Enhanced Autophagy Suppresses Proplatelet Formation in Pediatric Immune Thrombocytopenia

OBJECTIVE To investigate the effect of enhanced autophagy in megakaryocyte to proplatelet formation in children with immune thrombocytopenia(ITP). METHODS Giemsa staining and immunofluorescence staining were used to observe megakaryocyte morphology and proplatelet formation, Western blot was used to determine the expression of cytoskeleton protein and autophagy related protein.
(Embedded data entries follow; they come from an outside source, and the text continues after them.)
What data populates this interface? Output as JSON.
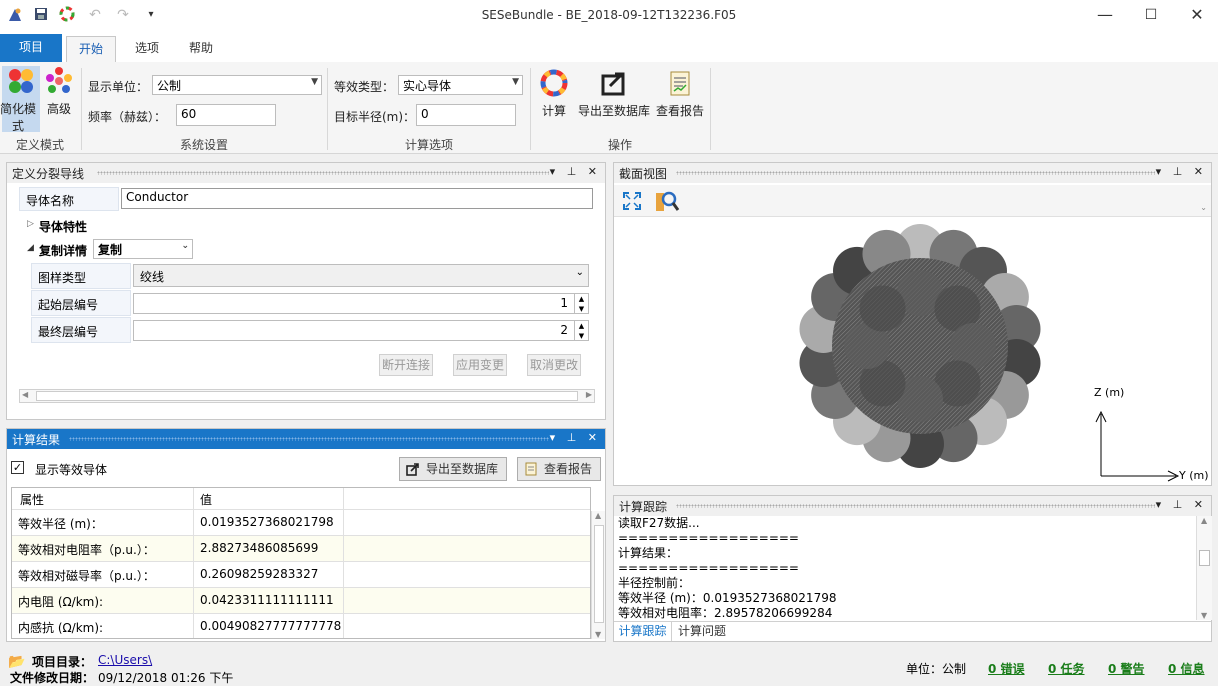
{
  "window": {
    "title": "SESeBundle - BE_2018-09-12T132236.F05"
  },
  "ribbon_tabs": [
    {
      "label": "项目"
    },
    {
      "label": "开始"
    },
    {
      "label": "选项"
    },
    {
      "label": "帮助"
    }
  ],
  "ribbon": {
    "mode_group": {
      "label": "定义模式",
      "simple": "简化模式",
      "advanced": "高级"
    },
    "system_group": {
      "label": "系统设置",
      "unit_label": "显示单位：",
      "unit_value": "公制",
      "freq_label": "频率（赫兹）：",
      "freq_value": "60"
    },
    "calc_group": {
      "label": "计算选项",
      "equiv_type_label": "等效类型：",
      "equiv_type_value": "实心导体",
      "target_radius_label": "目标半径(m)：",
      "target_radius_value": "0"
    },
    "ops_group": {
      "label": "操作",
      "calc": "计算",
      "export": "导出至数据库",
      "report": "查看报告"
    }
  },
  "define_panel": {
    "title": "定义分裂导线",
    "conductor_name_label": "导体名称",
    "conductor_name_value": "Conductor",
    "properties_label": "导体特性",
    "copy_detail_label": "复制详情",
    "copy_value": "复制",
    "pattern_label": "图样类型",
    "pattern_value": "绞线",
    "start_layer_label": "起始层编号",
    "start_layer_value": "1",
    "end_layer_label": "最终层编号",
    "end_layer_value": "2",
    "disconnect": "断开连接",
    "apply": "应用变更",
    "cancel": "取消更改"
  },
  "results_panel": {
    "title": "计算结果",
    "show_equiv_label": "显示等效导体",
    "export": "导出至数据库",
    "report": "查看报告",
    "col_attr": "属性",
    "col_value": "值",
    "rows": [
      {
        "attr": "等效半径 (m)：",
        "value": "0.0193527368021798"
      },
      {
        "attr": "等效相对电阻率（p.u.）：",
        "value": "2.88273486085699"
      },
      {
        "attr": "等效相对磁导率（p.u.）：",
        "value": "0.26098259283327"
      },
      {
        "attr": "内电阻 (Ω/km):",
        "value": "0.0423311111111111"
      },
      {
        "attr": "内感抗 (Ω/km):",
        "value": "0.00490827777777778"
      }
    ]
  },
  "section_panel": {
    "title": "截面视图",
    "z_axis": "Z (m)",
    "y_axis": "Y (m)"
  },
  "trace_panel": {
    "title": "计算跟踪",
    "lines": [
      "读取F27数据...",
      "==================",
      "计算结果：",
      "==================",
      "半径控制前：",
      "等效半径 (m)：0.0193527368021798",
      "等效相对电阻率：2.89578206699284"
    ],
    "tab_trace": "计算跟踪",
    "tab_issues": "计算问题"
  },
  "status": {
    "project_dir_label": "项目目录：",
    "project_dir_value": "C:\\Users\\",
    "modified_label": "文件修改日期：",
    "modified_value": "09/12/2018 01:26 下午",
    "unit": "单位：公制",
    "errors": "0 错误",
    "tasks": "0 任务",
    "warnings": "0 警告",
    "info": "0 信息"
  },
  "colors": {
    "accent": "#1976c8",
    "link": "#1a0dab",
    "status_green": "#1a7d1a"
  }
}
Autophagr regulation drugs Rap or 3-MA was used to regulate autophagy of megakaryocytes. RESULTS Some vacuole-like structures was found in ITP megakaryocytes of the children, the expression of LC3II/I (ITP 1.32±0.18； Ctrl 0.49±0.16，P<0.05) and Atg5-Atg12 (ITP 0.69±0.17； Ctrl 0.12±0.08，P<0.05) was significantly higher in ITP children as compared with those in control group. The immu- nofluorescence staining showed that the cytoskeleton arrangement in megakaryocytes of ITP children was abnormal, and the phosphorylation of myosin light chain was also increased(ITP 0.74±0.09, Ctrl 0.05±0.02，P<0.05). In vitro, inducer or inhibitor of autophagy could regulate the production of proplatelet and the expression of cell cycle related protein, including CyclinD1（Veh 1.08±0.12; Rap 0.46±0.04; Rap+3-MA 0.70±0.03）, CyclinD2（Veh 0.47±0.04; Rap 0.27±0.04; Rap+3-MA 0.41±0.03）, P21（Veh 0.15±0.01; Rap 0.04±0.01; Rap+3-MA 0.05±0.01）. CONCLUSION Enhanced autophagy is the key factor of poor proplatelet formation in megakaryocytes of ITP children.